Deepavali has always started with the practice of having an oil bath early in the morning. No one told me why and when I questioned the ritual, I almost always got chided for asking too many questions. Of course, with age grew curiosity and (a bit of) intelligence to find out the answers to my own questions. With each passing year, the celebration of Deepavali became more significant and the practices made more sense to me. However, on a side note, I still dislike having oil all over my body.
What surfaces without fail every Deepavali are my childhood memories of the festival. For starters, I recall how my parents decided on my outfit for the day. Not to mention how (atrociously) they used to dress me up – that extra layer of talcum powder dabbed all over my face, the finishing touch that was the little black dot on the cheek and my hairstyle that has never changed till today. The only thing that I liked about their choice of attire was the very fact that it was something traditional. As I grew older, my own sense of fashion started kicking in.
I’m proud to say that I have always opted for traditional Indian wear instead of a long sleeved shirt or a polo-tee.
Following the dressing up is the long day of visiting every single relative’s home. At each house you would be presented with a buffet spread of (almost the same) Indian dishes. You would have to eat at every house even if you felt like your stomach was on the verge of exploding. Also, each year, without fail, you would hear your relatives exclaiming in shock, “How much you have grown! The last time I saw you, you were this small!” I was a quiet boy back then, so I would remain silent and grin from ear to ear. But these days, my relatives know better than to say such things to me. (Hee!)
I fondly recall a particular year during which Deepavali comprised of a string of mishaps! It started off with me jumping around my house like a monkey. Somehow I had managed to kick a huge vase that was placed at the corner of my balcony and of course, it shattered! Thus far, that has been the only day on which I did not get a good scolding from my parents for my mischief. Why? Simply because it was Deepavali. Thank God for that! And it didn’t stop there. At one of the houses we visited, I dropped a glass of drink and it shattered – again! Everyone just dismissed it as an act of careless by a young innocent boy. Phew! And… moving on to the next house…
While I was happily sipping my cup of Coca Cola – don’t ask me how it happened – but I somehow managed to bite a portion of the cup with my teeth.
Those who were seated around me heard the crunching sound and panicked. Of course, I didn’t get scolded, yet again. They were far more concerned about me swallowing the shards of glass. Till today, I wonder how I managed to break brittle items on three different occasions, on the very same Deepavali. Unknowingly, I had still kept to my superstitious practice of carrying out tasks in a group of odd numbers, particularly in threes!
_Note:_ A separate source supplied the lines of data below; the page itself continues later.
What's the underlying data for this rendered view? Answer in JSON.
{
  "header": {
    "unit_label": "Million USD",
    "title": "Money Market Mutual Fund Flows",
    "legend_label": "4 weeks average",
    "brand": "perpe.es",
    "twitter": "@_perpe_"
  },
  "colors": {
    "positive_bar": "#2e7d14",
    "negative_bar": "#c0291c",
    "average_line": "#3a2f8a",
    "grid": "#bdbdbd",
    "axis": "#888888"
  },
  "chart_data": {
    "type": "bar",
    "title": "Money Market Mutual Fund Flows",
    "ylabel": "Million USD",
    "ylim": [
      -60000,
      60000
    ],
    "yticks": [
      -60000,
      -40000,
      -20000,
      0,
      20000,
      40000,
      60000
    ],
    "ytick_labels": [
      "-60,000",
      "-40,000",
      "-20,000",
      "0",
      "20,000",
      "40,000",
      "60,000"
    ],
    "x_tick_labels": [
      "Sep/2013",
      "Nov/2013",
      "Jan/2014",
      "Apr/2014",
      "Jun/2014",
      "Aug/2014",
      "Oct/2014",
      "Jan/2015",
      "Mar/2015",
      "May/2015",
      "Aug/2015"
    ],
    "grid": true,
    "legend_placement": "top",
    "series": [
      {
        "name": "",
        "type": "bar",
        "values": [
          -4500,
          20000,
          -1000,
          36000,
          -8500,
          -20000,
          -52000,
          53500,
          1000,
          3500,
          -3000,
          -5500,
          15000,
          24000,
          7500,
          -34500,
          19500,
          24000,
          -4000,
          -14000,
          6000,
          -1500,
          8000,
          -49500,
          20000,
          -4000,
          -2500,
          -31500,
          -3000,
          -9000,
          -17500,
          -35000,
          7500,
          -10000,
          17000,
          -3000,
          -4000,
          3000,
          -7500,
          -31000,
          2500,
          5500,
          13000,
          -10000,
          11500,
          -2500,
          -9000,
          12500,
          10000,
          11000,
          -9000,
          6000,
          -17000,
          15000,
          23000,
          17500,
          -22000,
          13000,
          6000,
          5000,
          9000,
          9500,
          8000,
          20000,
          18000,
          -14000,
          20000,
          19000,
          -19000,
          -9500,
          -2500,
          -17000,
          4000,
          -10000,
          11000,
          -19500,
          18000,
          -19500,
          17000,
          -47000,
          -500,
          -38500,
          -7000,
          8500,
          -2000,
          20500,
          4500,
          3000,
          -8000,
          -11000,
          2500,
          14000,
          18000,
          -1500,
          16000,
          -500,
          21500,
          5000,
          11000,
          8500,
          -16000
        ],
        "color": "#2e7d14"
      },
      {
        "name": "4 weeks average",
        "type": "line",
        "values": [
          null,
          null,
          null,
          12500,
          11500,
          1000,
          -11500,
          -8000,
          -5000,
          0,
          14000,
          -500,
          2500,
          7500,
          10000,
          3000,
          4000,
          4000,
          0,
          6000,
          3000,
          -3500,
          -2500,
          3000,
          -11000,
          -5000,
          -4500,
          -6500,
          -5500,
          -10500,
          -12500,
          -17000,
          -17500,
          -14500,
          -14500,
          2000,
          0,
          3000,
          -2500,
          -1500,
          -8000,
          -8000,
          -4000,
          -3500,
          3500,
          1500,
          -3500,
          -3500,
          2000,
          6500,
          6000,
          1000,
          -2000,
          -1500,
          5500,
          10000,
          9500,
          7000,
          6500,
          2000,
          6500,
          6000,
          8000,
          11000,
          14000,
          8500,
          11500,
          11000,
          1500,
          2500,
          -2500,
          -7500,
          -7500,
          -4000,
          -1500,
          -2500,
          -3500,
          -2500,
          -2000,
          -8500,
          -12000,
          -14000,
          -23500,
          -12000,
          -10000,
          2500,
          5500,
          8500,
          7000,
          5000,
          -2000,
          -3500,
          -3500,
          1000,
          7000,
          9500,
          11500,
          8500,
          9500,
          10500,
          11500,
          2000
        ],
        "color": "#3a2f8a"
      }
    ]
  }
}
These childish mishaps remain etched in my heart together with the happy moments of the festival of lights, such as enjoying the food, receiving packets of money, visiting relatives I never knew existed, getting to dress up, and feasting on ‘murukku‘ and ‘kuehs‘! Most importantly, it is being able to wish people in Tamil – “தீபாவளி நல்வாழ்த்துக்கள்!” that I really love! I guess some things don’t change. So… தீபாவளி நல்வாழ்த்துக்கள்!